En l'espèce, le décompte intègre divers frais de rappel en recommandé aux dates des 27 novembre 2017, 29 mars 2019, 26 juin 2019, 26 février 2020, 23 mai 2022, 27 septembre 2022, 26 juin 2023 et 27 septembre 2023 sans toutefois que les courriers et avis de recommandés afférents ne soient produits. Ces montants seront donc déduits des sommes mises à la charge de l'opposante.
Le jugement déféré sera donc infirmé et Madame [M] [B] condamnée au paiement de la somme de 14 963,68 euros avec intérêts au taux légal à compter du présent arrêt, conformément à la demande.
Sur la demande de dommages et intérêts
Aux termes de l'article 1231-6 du code civil les dommages et intérêts dus à raison du retard dans le paiement d'une obligation de somme d'argent consistent dans l'intérêt au taux légal, à compter de
la mise en demeure.
Ces dommages et intérêts sont dus sans que le créancier soit tenu de justifier d'aucune perte.
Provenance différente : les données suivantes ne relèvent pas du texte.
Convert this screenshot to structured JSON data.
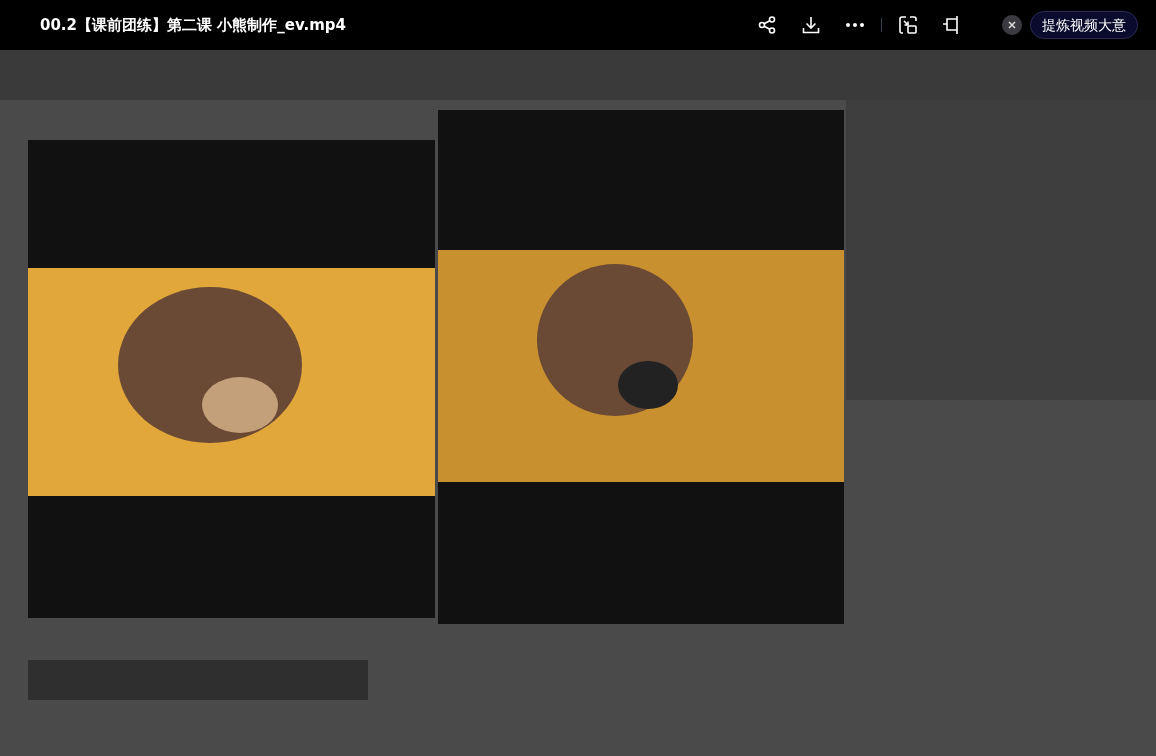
{
  "title": "00.2【课前团练】第二课 小熊制作_ev.mp4",
  "summary_button": "提炼视频大意"
}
Le créancier auquel son débiteur en retard a causé, par sa mauvaise foi, un préjudice indépendant de ce retard, peut obtenir des dommages et intérêts distincts de l'intérêt moratoire.
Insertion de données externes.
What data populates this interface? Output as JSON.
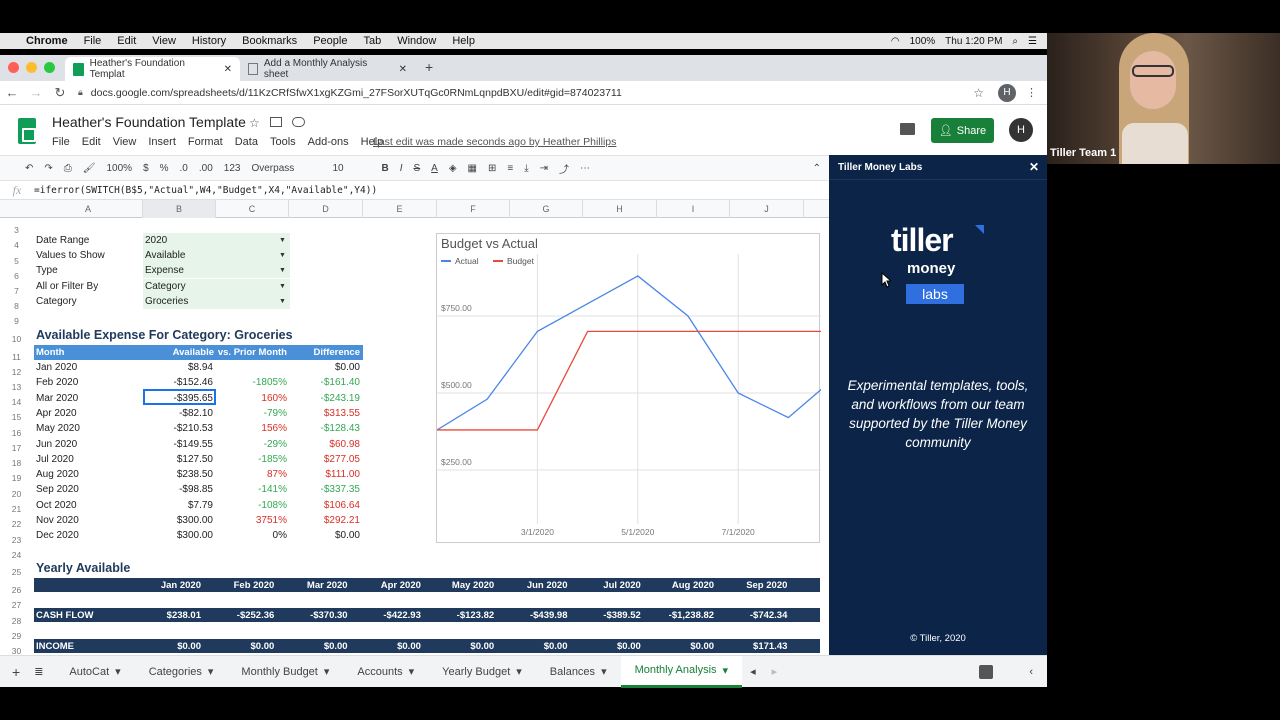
{
  "mac": {
    "menus": [
      "Chrome",
      "File",
      "Edit",
      "View",
      "History",
      "Bookmarks",
      "People",
      "Tab",
      "Window",
      "Help"
    ],
    "battery": "100%",
    "clock": "Thu 1:20 PM"
  },
  "tabs": [
    {
      "title": "Heather's Foundation Templat"
    },
    {
      "title": "Add a Monthly Analysis sheet"
    }
  ],
  "url": "docs.google.com/spreadsheets/d/11KzCRfSfwX1xgKZGmi_27FSorXUTqGc0RNmLqnpdBXU/edit#gid=874023711",
  "browser_avatar": "H",
  "doc": {
    "title": "Heather's Foundation Template",
    "menus": [
      "File",
      "Edit",
      "View",
      "Insert",
      "Format",
      "Data",
      "Tools",
      "Add-ons",
      "Help"
    ],
    "last_edit": "Last edit was made seconds ago by Heather Phillips",
    "share": "Share",
    "user": "H"
  },
  "toolbar": {
    "zoom": "100%",
    "currency": "$",
    "percent": "%",
    "dec_dec": ".0",
    "dec_inc": ".00",
    "format": "123",
    "font": "Overpass",
    "size": "10"
  },
  "formula": "=iferror(SWITCH(B$5,\"Actual\",W4,\"Budget\",X4,\"Available\",Y4))",
  "formula_fx": "fx",
  "columns": [
    "A",
    "B",
    "C",
    "D",
    "E",
    "F",
    "G",
    "H",
    "I",
    "J"
  ],
  "rownums": [
    "3",
    "4",
    "5",
    "6",
    "7",
    "8",
    "9",
    "10",
    "11",
    "12",
    "13",
    "14",
    "15",
    "16",
    "17",
    "18",
    "19",
    "20",
    "21",
    "22",
    "23",
    "24",
    "25",
    "26",
    "27",
    "28",
    "29",
    "30"
  ],
  "params": [
    {
      "label": "Date Range",
      "value": "2020"
    },
    {
      "label": "Values to Show",
      "value": "Available"
    },
    {
      "label": "Type",
      "value": "Expense"
    },
    {
      "label": "All or Filter By",
      "value": "Category"
    },
    {
      "label": "Category",
      "value": "Groceries"
    }
  ],
  "section1": "Available Expense For Category: Groceries",
  "table_headers": [
    "Month",
    "Available",
    "vs. Prior Month",
    "Difference"
  ],
  "table_rows": [
    [
      "Jan 2020",
      "$8.94",
      "",
      "$0.00"
    ],
    [
      "Feb 2020",
      "-$152.46",
      "-1805%",
      "-$161.40"
    ],
    [
      "Mar 2020",
      "-$395.65",
      "160%",
      "-$243.19"
    ],
    [
      "Apr 2020",
      "-$82.10",
      "-79%",
      "$313.55"
    ],
    [
      "May 2020",
      "-$210.53",
      "156%",
      "-$128.43"
    ],
    [
      "Jun 2020",
      "-$149.55",
      "-29%",
      "$60.98"
    ],
    [
      "Jul 2020",
      "$127.50",
      "-185%",
      "$277.05"
    ],
    [
      "Aug 2020",
      "$238.50",
      "87%",
      "$111.00"
    ],
    [
      "Sep 2020",
      "-$98.85",
      "-141%",
      "-$337.35"
    ],
    [
      "Oct 2020",
      "$7.79",
      "-108%",
      "$106.64"
    ],
    [
      "Nov 2020",
      "$300.00",
      "3751%",
      "$292.21"
    ],
    [
      "Dec 2020",
      "$300.00",
      "0%",
      "$0.00"
    ]
  ],
  "section2": "Yearly Available",
  "yearly_months": [
    "Jan 2020",
    "Feb 2020",
    "Mar 2020",
    "Apr 2020",
    "May 2020",
    "Jun 2020",
    "Jul 2020",
    "Aug 2020",
    "Sep 2020"
  ],
  "cashflow": {
    "label": "CASH FLOW",
    "values": [
      "$238.01",
      "-$252.36",
      "-$370.30",
      "-$422.93",
      "-$123.82",
      "-$439.98",
      "-$389.52",
      "-$1,238.82",
      "-$742.34"
    ]
  },
  "income": {
    "label": "INCOME",
    "values": [
      "$0.00",
      "$0.00",
      "$0.00",
      "$0.00",
      "$0.00",
      "$0.00",
      "$0.00",
      "$0.00",
      "$171.43"
    ]
  },
  "chart_data": {
    "type": "line",
    "title": "Budget vs Actual",
    "xlabel": "",
    "ylabel": "",
    "ylim": [
      0,
      1000
    ],
    "x_ticks": [
      "3/1/2020",
      "5/1/2020",
      "7/1/2020"
    ],
    "y_ticks": [
      "$250.00",
      "$500.00",
      "$750.00"
    ],
    "x": [
      "1/1/2020",
      "2/1/2020",
      "3/1/2020",
      "4/1/2020",
      "5/1/2020",
      "6/1/2020",
      "7/1/2020",
      "8/1/2020",
      "9/1/2020"
    ],
    "series": [
      {
        "name": "Actual",
        "color": "#4a86e8",
        "values": [
          380,
          480,
          700,
          790,
          880,
          750,
          500,
          420,
          560
        ]
      },
      {
        "name": "Budget",
        "color": "#e84a3b",
        "values": [
          380,
          380,
          380,
          700,
          700,
          700,
          700,
          700,
          700
        ]
      }
    ],
    "legend": "top-left",
    "grid": true
  },
  "sheet_tabs": [
    "AutoCat",
    "Categories",
    "Monthly Budget",
    "Accounts",
    "Yearly Budget",
    "Balances",
    "Monthly Analysis"
  ],
  "side": {
    "header": "Tiller Money Labs",
    "logo_word1": "tiller",
    "logo_word2": "money",
    "logo_word3": "labs",
    "text": "Experimental templates, tools, and workflows from our team supported by the Tiller Money community",
    "footer": "© Tiller, 2020"
  },
  "video": {
    "name": "Tiller Team 1"
  }
}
En s'abstenant de régler aucune charge de copropriété depuis de nombreuses années, Madame [M] [B] a commis une faute qui a causé au syndicat un préjudice qu'il convient d'indemniser à hauteur de la somme de 500 euros.
Sur les demandes accessoires
La décision déférée qui a condamné le syndicat des copropriétaires aux dépens et l'a débouté de sa demande sur le fondement de l'article 700 du code de procédure civile, était justifiée par le fait que le syndicat n'avait pas produit les pièces nécessaires au succès de ses prétentions. Il en résulte que le jugement déféré sera confirmé de ces chefs.
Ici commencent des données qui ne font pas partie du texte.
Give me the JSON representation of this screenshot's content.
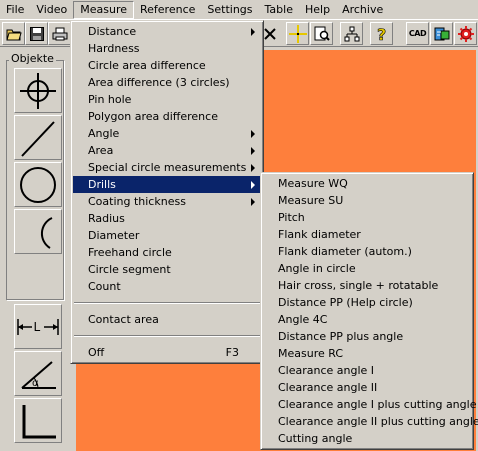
{
  "menubar": {
    "items": [
      "File",
      "Video",
      "Measure",
      "Reference",
      "Settings",
      "Table",
      "Help",
      "Archive"
    ],
    "active": "Measure"
  },
  "toolbar": {
    "left_icons": [
      "open-folder-icon",
      "save-icon",
      "print-icon"
    ],
    "right_icons": [
      "close-x-icon",
      "crosshair-icon",
      "zoom-document-icon",
      "network-icon",
      "help-icon",
      "cad-icon",
      "export-icon",
      "settings-gear-icon"
    ],
    "cad_label": "CAD"
  },
  "left_panel": {
    "group_label": "Objekte",
    "tools": [
      "crosshair-point-icon",
      "line-icon",
      "circle-icon",
      "arc-icon",
      "length-icon",
      "angle-icon",
      "corner-icon"
    ],
    "length_label": "L",
    "angle_label": "α"
  },
  "measure_menu": {
    "items": [
      {
        "label": "Distance",
        "submenu": true
      },
      {
        "label": "Hardness",
        "submenu": false
      },
      {
        "label": "Circle area difference",
        "submenu": false
      },
      {
        "label": "Area difference (3 circles)",
        "submenu": false
      },
      {
        "label": "Pin hole",
        "submenu": false
      },
      {
        "label": "Polygon area difference",
        "submenu": false
      },
      {
        "label": "Angle",
        "submenu": true
      },
      {
        "label": "Area",
        "submenu": true
      },
      {
        "label": "Special circle measurements",
        "submenu": true
      },
      {
        "label": "Drills",
        "submenu": true,
        "highlighted": true
      },
      {
        "label": "Coating thickness",
        "submenu": true
      },
      {
        "label": "Radius",
        "submenu": false
      },
      {
        "label": "Diameter",
        "submenu": false
      },
      {
        "label": "Freehand circle",
        "submenu": false
      },
      {
        "label": "Circle segment",
        "submenu": false
      },
      {
        "label": "Count",
        "submenu": false
      }
    ],
    "contact_area": "Contact area",
    "off": "Off",
    "off_shortcut": "F3"
  },
  "drills_submenu": {
    "items": [
      "Measure WQ",
      "Measure SU",
      "Pitch",
      "Flank diameter",
      "Flank diameter (autom.)",
      "Angle in circle",
      "Hair cross, single + rotatable",
      "Distance PP (Help circle)",
      "Angle 4C",
      "Distance PP plus angle",
      "Measure RC",
      "Clearance angle I",
      "Clearance angle II",
      "Clearance angle I plus cutting angle",
      "Clearance angle II plus cutting angle",
      "Cutting angle"
    ]
  },
  "colors": {
    "canvas": "#fe7f3c",
    "highlight": "#0a246a",
    "chrome": "#d4d0c8"
  }
}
Partie perdante à hauteur d'appel et opposante défaillante dans l'administration d'une quelconque preuve, Madame [M] [B] sera condamnée aux dépens conformément aux dispositions de l'article 696 du code de procédure civile et condamnée à verser au syndicat des copropriétaires la somme de 3 000 euros au titre de l'article 700 du code de procédure civile.
Conformément à l'article 10-1a de la loi du 10 juillet 1965, Madame [M] [B] sera aussi condamnée à prendre en charge les droits, émoluments, les actes des huissiers de justice ainsi que le droit de recouvrement d'encaissement à la charge du débiteur lié à l'exécution du présent arrêt.
PAR CES MOTIFS
LA COUR
Statuant publiquement, par arrêt contradictoire,
DECLARE l'opposition recevable et rétracte l'arrêt rendu par la cour de céans le 7 novembre 2022 ;
INFIRME le jugement rendu le 11 mai 2021 par le tribunal judiciaire de [Localité 2] sauf en ce qu'il a rejeté la demande de dommages et intérêts et en ses dispositions concernant les dépens et l'article 700 du code de procédure civile,
Statuant à nouveau des chefs infirmés,
CONDAMNE Madame [M] [B] à payer au syndicat des copropriétaires de la copropriété [Adresse 3] à [Localité 2], représenté par son syndic de copropriété la société Weiblen Immeubles, la somme de 14 963,68 euros avec intérêts au taux légal à compter de ce jour,
CONDAMNE Madame [M] [B] à payer au syndicat des copropriétaires de la copropriété [Adresse 3] à [Localité 2], représenté par son syndic de copropriété la société Weiblen Immeubles, la somme de 500 euros à titre de dommages et intérêts,
Et y ajoutant,
CONDAMNE Madame [M] [B] à payer au syndicat des copropriétaires de la copropriété [Adresse 3] à [Localité 2], représenté par son syndic de copropriété la société Weiblen Immeubles, la somme de 3 000 euros sur le fondement de l'article 700 du code de procédure civile,
CONDAMNE Madame [M] [B] à prendre en charge les droits et émoluments, les actes des huissiers de justice ainsi que le droit de recouvrement et d'encaissement à la charge du débiteur lié à l'exécution du présent arrêt.
CONDAMNE Madame [M] [B] aux dépens de la procédure d'appel, y compris ceux de l'arrêt du 7 novembre 2022.